Un film che si gioca tutto sul binomio tra azione e musica, pensiamo alla sparatoria del magazzino a ritmo di Tequila dei The Champs o allo scontro finale nel garage su quelle di Brighton Rock dei Queen, ispirandosi, come suggerisce anche il titolo a Drive di Nicholas Renf per l’atmosfera noir, all’ormai interminabile saga di Fast and furious per gli spettacolari inseguimenti in auto e, per le rapine compiute a ritmo di musica e l’atmosfera surreale, al cult degli anni ’90 Hudson Hawke – il mago del furto: se il protagonista Bruce Willis aveva mania compulsiva quella cappuccino con la schiuma, qui Elgort, peraltro quasi sempre vestito con felpa chiara e giacca scusa senza maniche, come il mitico Han Solo, ha quella occhiali da sole. Infatti, accanto a molte situazioni comiche, come il sopralluogo sul luogo del prossimo colpo che Baby deve fare con Sam, il precoce nipote di Doc e alcuni personaggi piuttosto fumettistici che sembrano usciti dalla saga creata da Rob Cohen, pensiamo alla coppia di criminali Buddy e Darling (Jon Hamm, famoso tra i fan della serie per lo speciale natalizio di Black Mirror, Bianco Natale e Eliza Gonzalez) o all’instabile, ma astuto, Matto (Bats in originale) interpretato da Jamie Foxx, la pellicola assume più di quanto ci si aspetterebbe i toni del dramma, come nei flashback che ci raccontano l’infanzia di Baby o nelle scene in cui il protagonista è sottoposto alle pressioni e alle minacce del perfido Matto.

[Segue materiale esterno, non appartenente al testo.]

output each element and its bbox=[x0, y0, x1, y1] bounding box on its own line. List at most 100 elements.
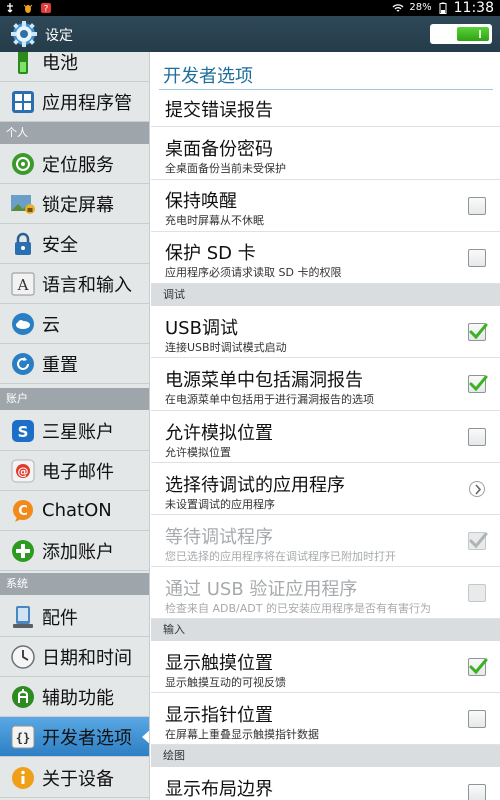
sidebar-item-reset[interactable]: 重置 bbox=[0, 344, 149, 384]
toggle-knob bbox=[457, 27, 489, 41]
battery-percent: 28% bbox=[409, 2, 432, 13]
developer-options-toggle[interactable] bbox=[430, 24, 492, 44]
sidebar-item-label: 锁定屏幕 bbox=[42, 194, 114, 216]
padlock-icon bbox=[10, 231, 36, 257]
row-verify-apps-over-usb: 通过 USB 验证应用程序 检查来自 ADB/ADT 的已安装应用程序是否有有害… bbox=[151, 567, 500, 619]
sidebar-item-accessory[interactable]: 配件 bbox=[0, 597, 149, 637]
sidebar-item-accessibility[interactable]: 辅助功能 bbox=[0, 677, 149, 717]
row-subtitle: 检查来自 ADB/ADT 的已安装应用程序是否有有害行为 bbox=[165, 602, 431, 615]
row-show-layout-bounds[interactable]: 显示布局边界 bbox=[151, 767, 500, 800]
debug-bug-icon bbox=[23, 4, 33, 13]
section-header-drawing: 绘图 bbox=[151, 745, 500, 767]
clock-time: 11:38 bbox=[453, 0, 494, 16]
lock-screen-icon bbox=[10, 191, 36, 217]
usb-icon bbox=[7, 3, 13, 13]
add-account-icon bbox=[10, 538, 36, 564]
chevron-right-icon[interactable] bbox=[469, 481, 485, 497]
sidebar-item-label: 开发者选项 bbox=[42, 727, 132, 749]
svg-text:A: A bbox=[17, 276, 29, 294]
sidebar-item-language[interactable]: A 语言和输入 bbox=[0, 264, 149, 304]
sidebar-item-battery[interactable]: 电池 bbox=[0, 52, 149, 82]
wifi-icon bbox=[392, 4, 404, 12]
sidebar-item-label: ChatON bbox=[42, 500, 112, 521]
sidebar-item-label: 应用程序管 bbox=[42, 92, 132, 114]
sidebar-item-lock-screen[interactable]: 锁定屏幕 bbox=[0, 184, 149, 224]
sidebar-item-label: 定位服务 bbox=[42, 154, 114, 176]
row-pointer-location[interactable]: 显示指针位置 在屏幕上重叠显示触摸指针数据 bbox=[151, 693, 500, 745]
sidebar-item-label: 安全 bbox=[42, 234, 78, 256]
location-icon bbox=[10, 151, 36, 177]
settings-gear-icon[interactable] bbox=[8, 18, 40, 50]
sidebar-section-accounts: 账户 bbox=[0, 388, 149, 410]
sidebar-item-developer-options[interactable]: {} 开发者选项 bbox=[0, 717, 149, 757]
sidebar-item-label: 配件 bbox=[42, 607, 78, 629]
sidebar-item-label: 语言和输入 bbox=[42, 274, 132, 296]
sidebar-item-about-device[interactable]: 关于设备 bbox=[0, 758, 149, 798]
row-title: USB调试 bbox=[165, 318, 238, 339]
row-subtitle: 未设置调试的应用程序 bbox=[165, 498, 275, 511]
sidebar-item-chaton[interactable]: C ChatON bbox=[0, 491, 149, 531]
wait-for-debugger-checkbox bbox=[468, 532, 488, 550]
row-show-touches[interactable]: 显示触摸位置 显示触摸互动的可视反馈 bbox=[151, 641, 500, 693]
sidebar-item-label: 云 bbox=[42, 314, 60, 336]
sidebar-item-location[interactable]: 定位服务 bbox=[0, 144, 149, 184]
row-stay-awake[interactable]: 保持唤醒 充电时屏幕从不休眠 bbox=[151, 180, 500, 232]
svg-text:{}: {} bbox=[16, 731, 30, 745]
row-title: 保护 SD 卡 bbox=[165, 243, 256, 264]
sidebar-item-label: 添加账户 bbox=[42, 541, 114, 563]
pointer-location-checkbox[interactable] bbox=[468, 710, 486, 728]
row-bug-report-in-power-menu[interactable]: 电源菜单中包括漏洞报告 在电源菜单中包括用于进行漏洞报告的选项 bbox=[151, 358, 500, 411]
row-wait-for-debugger: 等待调试程序 您已选择的应用程序将在调试程序已附加时打开 bbox=[151, 515, 500, 567]
developer-options-panel: 开发者选项 提交错误报告 桌面备份密码 全桌面备份当前未受保护 保持唤醒 充电时… bbox=[151, 52, 500, 800]
layout-bounds-checkbox[interactable] bbox=[468, 784, 486, 800]
row-usb-debugging[interactable]: USB调试 连接USB时调试模式启动 bbox=[151, 306, 500, 358]
checkmark-icon bbox=[469, 323, 488, 340]
show-touches-checkbox[interactable] bbox=[468, 658, 488, 676]
sidebar-item-add-account[interactable]: 添加账户 bbox=[0, 531, 149, 571]
row-desktop-backup-password[interactable]: 桌面备份密码 全桌面备份当前未受保护 bbox=[151, 127, 500, 180]
row-subtitle: 连接USB时调试模式启动 bbox=[165, 341, 287, 354]
svg-text:C: C bbox=[18, 504, 28, 519]
sidebar-item-samsung-account[interactable]: S 三星账户 bbox=[0, 411, 149, 451]
row-subtitle: 在电源菜单中包括用于进行漏洞报告的选项 bbox=[165, 393, 374, 406]
svg-text:@: @ bbox=[18, 465, 29, 478]
sidebar-item-email[interactable]: @ 电子邮件 bbox=[0, 451, 149, 491]
usb-debugging-checkbox[interactable] bbox=[468, 323, 488, 341]
sidebar-item-apps[interactable]: 应用程序管 bbox=[0, 82, 149, 122]
row-subtitle: 应用程序必须请求读取 SD 卡的权限 bbox=[165, 266, 342, 279]
sidebar-item-label: 重置 bbox=[42, 354, 78, 376]
sidebar-item-label: 关于设备 bbox=[42, 768, 114, 790]
sidebar-item-security[interactable]: 安全 bbox=[0, 224, 149, 264]
sidebar-item-cloud[interactable]: 云 bbox=[0, 304, 149, 344]
clock-icon bbox=[10, 644, 36, 670]
sidebar-section-personal: 个人 bbox=[0, 122, 149, 144]
row-title: 等待调试程序 bbox=[165, 527, 273, 548]
accessory-icon bbox=[10, 604, 36, 630]
svg-text:S: S bbox=[18, 423, 29, 441]
row-title: 允许模拟位置 bbox=[165, 423, 273, 444]
row-title: 提交错误报告 bbox=[165, 100, 273, 121]
row-title: 通过 USB 验证应用程序 bbox=[165, 579, 358, 600]
row-take-bug-report[interactable]: 提交错误报告 bbox=[151, 90, 500, 127]
sidebar-item-label: 电池 bbox=[42, 52, 78, 74]
row-allow-mock-locations[interactable]: 允许模拟位置 允许模拟位置 bbox=[151, 411, 500, 463]
checkmark-icon bbox=[469, 658, 488, 675]
row-subtitle: 允许模拟位置 bbox=[165, 446, 231, 459]
sidebar-section-system: 系统 bbox=[0, 573, 149, 595]
row-title: 显示指针位置 bbox=[165, 705, 273, 726]
developer-braces-icon: {} bbox=[10, 724, 36, 750]
stay-awake-checkbox[interactable] bbox=[468, 197, 486, 215]
row-select-debug-app[interactable]: 选择待调试的应用程序 未设置调试的应用程序 bbox=[151, 463, 500, 515]
status-bar: ? 28% 11:38 bbox=[0, 0, 500, 16]
section-header-input: 输入 bbox=[151, 619, 500, 641]
sidebar-item-date-time[interactable]: 日期和时间 bbox=[0, 637, 149, 677]
row-subtitle: 全桌面备份当前未受保护 bbox=[165, 162, 286, 175]
row-title: 显示触摸位置 bbox=[165, 653, 273, 674]
mock-locations-checkbox[interactable] bbox=[468, 428, 486, 446]
accessibility-icon bbox=[10, 684, 36, 710]
protect-sd-card-checkbox[interactable] bbox=[468, 249, 486, 267]
row-protect-sd-card[interactable]: 保护 SD 卡 应用程序必须请求读取 SD 卡的权限 bbox=[151, 232, 500, 284]
bug-report-power-menu-checkbox[interactable] bbox=[468, 375, 488, 393]
cloud-icon bbox=[10, 311, 36, 337]
info-icon bbox=[10, 765, 36, 791]
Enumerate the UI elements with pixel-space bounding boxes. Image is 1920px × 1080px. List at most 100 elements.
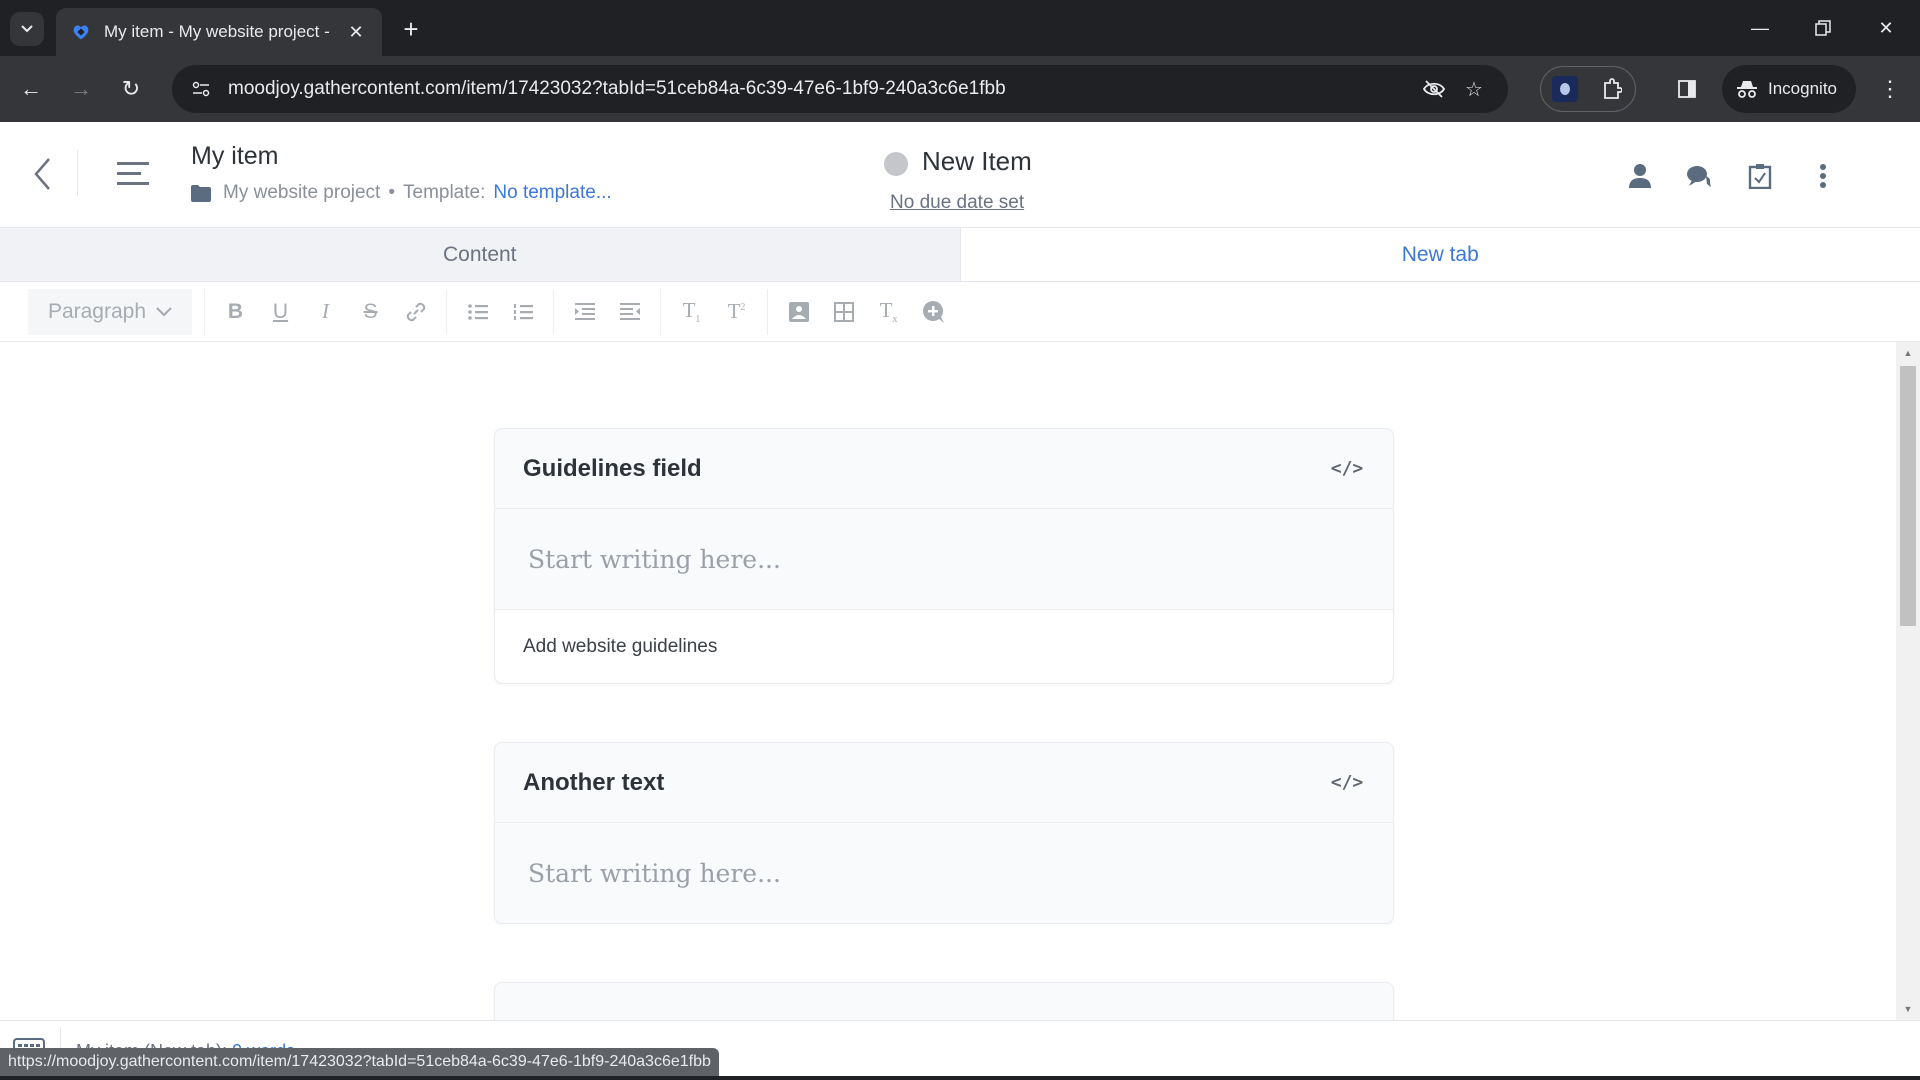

Più nel dettaglio, la storia passa dall’ action movie ironico, alla storia d’amore vagamente ispirata La La Land, anche Debora fa la cameriera e gli abbinamenti cromatrici dei vestiti che rotolano nei cestelli nella scena della lavanderia ricordano quelli usati da Linus Sandgren in alcune scene del film di Chazelle, fino a un noir crudo, quasi tarantiniano e lo fa in maniera così frenetica e avvincente che lo spettatore non ha davvero il tempo di annoiarsi, nonostante un finale non pienamente leggermente forzato e una sottotrama romantica eccessivamente melensa.
Se il protagonista Elgort che aveva già dimostrato un buon talento nello strappalacrime Colpa delle stelle, si conferma un attore come di ottime capacità in un ruolo complesso soprattutto per la grande fisicità richiesta (pensiamo alla scena della fuga nel centro commerciale), Spacey nel parte perfido burattinaio è sempre una garanzia anche quando come in questo caso si prende poco serio, sebbene nella parte centrale della storia sia Jamie Foxx a rubare la scena al resto del cast. Piuttosto deludente, invece, l’ex Cenerentola Lily James, in un ruolo già di per sé alquanto improbabile a cui non riesce a dare alcuno spessore.
In conclusione, questo fratellino minore di Drive è un film divertente ma anche un noir di buona fattura e saper mettere insieme gli opposti è, fin dai tempi di Shakespeare, sinonimo di sicura qualità.